Haniq, a member of parliament from al-Islah, spoke inside his mansion in Sanaa, protected by Mohsen’s soldiers. They seek, he said, the removal of Republican Guard troops from their bases and compensation for the families that lost relatives and property.
At the main military base in Arhab, battered by heavy artillery and mortars, Republican Guard commanders said they were protecting the country from the Islamist party, which, they charged, supports al-Qaeda. The al-
Islah-linked tribesmen, they said, want to gain territory and influence.
“They want to take over the airport and destroy the capital,” said Col. Ahmed Hamoud Jabbar, who heads the base.
A fragile balance of power
At some Republican Guard checkpoints in Arhab, the flag of Saleh’s political party flies. Guard tanks remain positioned outside hostile villages.
“Nothing will change unless the army is unified, reformed and brought under the political leadership,” said Shehab Abu Ghanim, 32, a merchant.
That would most probably require both Mohsen and Ahmed Ali and his cousins to step down. Their forces, along with tribesmen of Yemen’s most influential family, the Ahmars (no relation to Mohsen), have divided up the capital and its outskirts. Analysts say undoing this fragile balance of power too quickly could generate more violence and political tensions, further eroding Hadi’s authority.
As they help maintain relative calm, many of Yemen’s elite forces are not being deployed to fight militants. Underscoring the significance of the capital and Arhab to their political survival, Mohsen — whose al-Islah party is part of Hadi’s coalition government — and Ahmed Ali have each sent only one company of troops to the south, said a senior Yemeni official close to Hadi who spoke on the condition of anonymity because of the sensitivity of the matter.
Mohsen’s troops, in particular, have abundant experience against insurrections, having fought six civil wars against Shiite Houthi rebels in the north.

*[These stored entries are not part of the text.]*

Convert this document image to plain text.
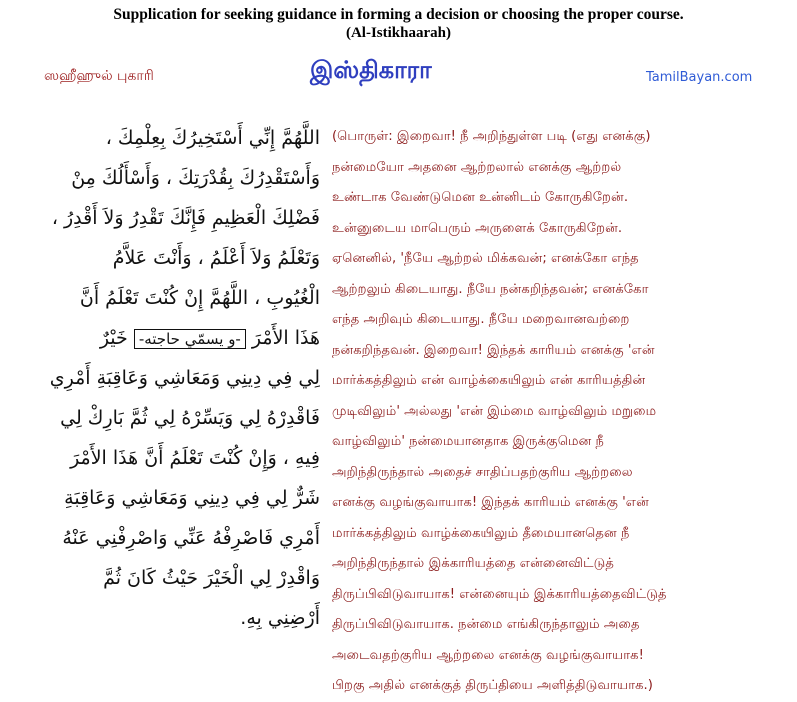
Supplication for seeking guidance in forming a decision or choosing the proper course.
(Al-Istikhaarah)
ஸஹீஹுல் புகாரி	இஸ்திகாரா	TamilBayan.com
اللَّهُمَّ إِنِّي أَسْتَخِيرُكَ بِعِلْمِكَ ،
وَأَسْتَقْدِرُكَ بِقُدْرَتِكَ ، وَأَسْأَلُكَ مِنْ
فَضْلِكَ الْعَظِيمِ فَإِنَّكَ تَقْدِرُ وَلاَ أَقْدِرُ ،
وَتَعْلَمُ وَلاَ أَعْلَمُ ، وَأَنْتَ عَلاَّمُ
الْغُيُوبِ ، اللَّهُمَّ إِنْ كُنْتَ تَعْلَمُ أَنَّ
هَذَا الأَمْرَ -و يسمّي حاجته- خَيْرٌ
لِي فِي دِينِي وَمَعَاشِي وَعَاقِبَةِ أَمْرِي
فَاقْدِرْهُ لِي وَيَسِّرْهُ لِي ثُمَّ بَارِكْ لِي
فِيهِ ، وَإِنْ كُنْتَ تَعْلَمُ أَنَّ هَذَا الأَمْرَ
شَرٌّ لِي فِي دِينِي وَمَعَاشِي وَعَاقِبَةِ
أَمْرِي فَاصْرِفْهُ عَنِّي وَاصْرِفْنِي عَنْهُ
وَاقْدِرْ لِي الْخَيْرَ حَيْثُ كَانَ ثُمَّ
أَرْضِنِي بِهِ.
(பொருள்: இறைவா! நீ அறிந்துள்ள படி (எது எனக்கு)
நன்மையோ அதனை ஆற்றலால் எனக்கு ஆற்றல்
உண்டாக வேண்டுமென உன்னிடம் கோருகிறேன்.
உன்னுடைய மாபெரும் அருளைக் கோருகிறேன்.
ஏனெனில், 'நீயே ஆற்றல் மிக்கவன்; எனக்கோ எந்த
ஆற்றலும் கிடையாது. நீயே நன்கறிந்தவன்; எனக்கோ
எந்த அறிவும் கிடையாது. நீயே மறைவானவற்றை
நன்கறிந்தவன். இறைவா! இந்தக் காரியம் எனக்கு 'என்
மார்க்கத்திலும் என் வாழ்க்கையிலும் என் காரியத்தின்
முடிவிலும்' அல்லது 'என் இம்மை வாழ்விலும் மறுமை
வாழ்விலும்' நன்மையானதாக இருக்குமென நீ
அறிந்திருந்தால் அதைச் சாதிப்பதற்குரிய ஆற்றலை
எனக்கு வழங்குவாயாக! இந்தக் காரியம் எனக்கு 'என்
மார்க்கத்திலும் வாழ்க்கையிலும் தீமையானதென நீ
அறிந்திருந்தால் இக்காரியத்தை என்னைவிட்டுத்
திருப்பிவிடுவாயாக! என்னையும் இக்காரியத்தைவிட்டுத்
திருப்பிவிடுவாயாக. நன்மை எங்கிருந்தாலும் அதை
அடைவதற்குரிய ஆற்றலை எனக்கு வழங்குவாயாக!
பிறகு அதில் எனக்குத் திருப்தியை அளித்திடுவாயாக.)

“Al-Qaeda will get stronger if this situation continues in the capital,” said Sultan al-Barakani, a top ruling-party official.
Even if the military is unified, the psychological trauma will probably linger in Arhab. Scores of pregnant women have suffered miscarriages as a result of the shelling, residents said. Water pumps have been destroyed, as was the only medical clinic in the area.
Twenty days ago, Ali Ahmed al-Marrani returned with his family to their ancestral home in the village of Shaab in Arhab district. Once 83 relatives lived here, but the others are too scared to return. The house is littered with debris and shells, save for three rooms.
“What is our guilt?” said Marrani, staring at a Republican Guard base perched on a mountainside above his home. “Is it because we stood with the revolution?”